I'd describe the requirement as: the disconnect() routine must wait for all URBs to complete, and prevent issuing new ones. Same as on 2.4 kernels, where too many oopses came from drivers that didn't do that.
2.6 is a lot more aggressive at forcing the completions at unplug time even in the face of drivers that don't meet that requirement. That has the positive effect of making unplug lots more robust; and the negative effect of making those driver bugs a lot harder to find.
No, that is not a requirement at all. All of the usb-serial devices violate this "requirement" today. It is perfectly legal to try to access a usb device structure after disconnect() is called. That's what the reference count is there in the structure for.
Not all kinds of access are legit though. For example, using that interface's driver_data isn't legit, and neither is submitting new requests after a return from disconnect() ... because some other driver could now be bound to that device. Dropping a refcount can certainly be legit (when the "put" matches a previous "get").

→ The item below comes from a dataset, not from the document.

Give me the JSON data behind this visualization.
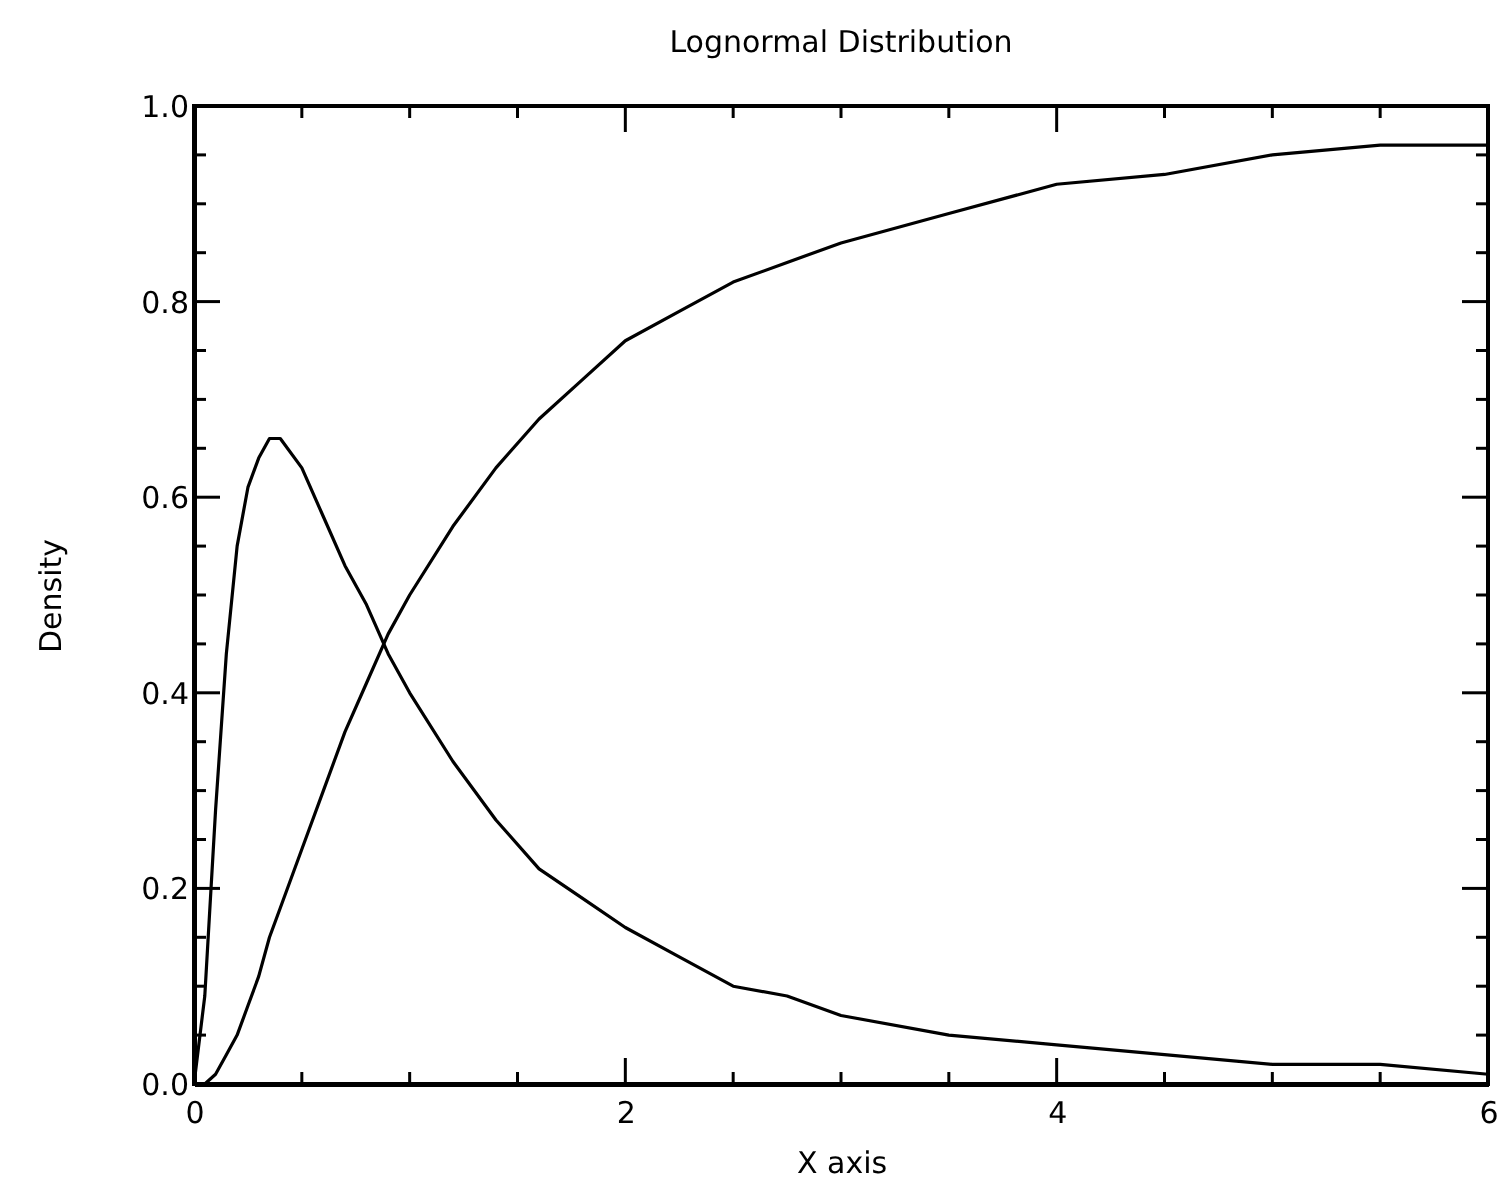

So just grab a reference when you are first probed() and then only give it back when you are completely done with the device (after both disconnect() and your release() function is done.) Then the device will be automatically cleaned up and everything is fine.
Doesn't the driver model automatically grab a reference on behalf of your driver when it's bound to that interface though? And release it when the driver is unbound/disconnected from it? It won't hurt to grab an explicit refcount ... but I think most 2.4 and 2.6 code is safe even when it relies on that implicit one.
The usb core already can handle us trying to submit urbs against a usb device that has long gone away, let's not break that functionality.
When disconnect() was called because the device was unplugged, you're right that the submit will fail. (Modulo bugs in the unplug path, most of which now seem to be gone.) But that's not the only reason it's called.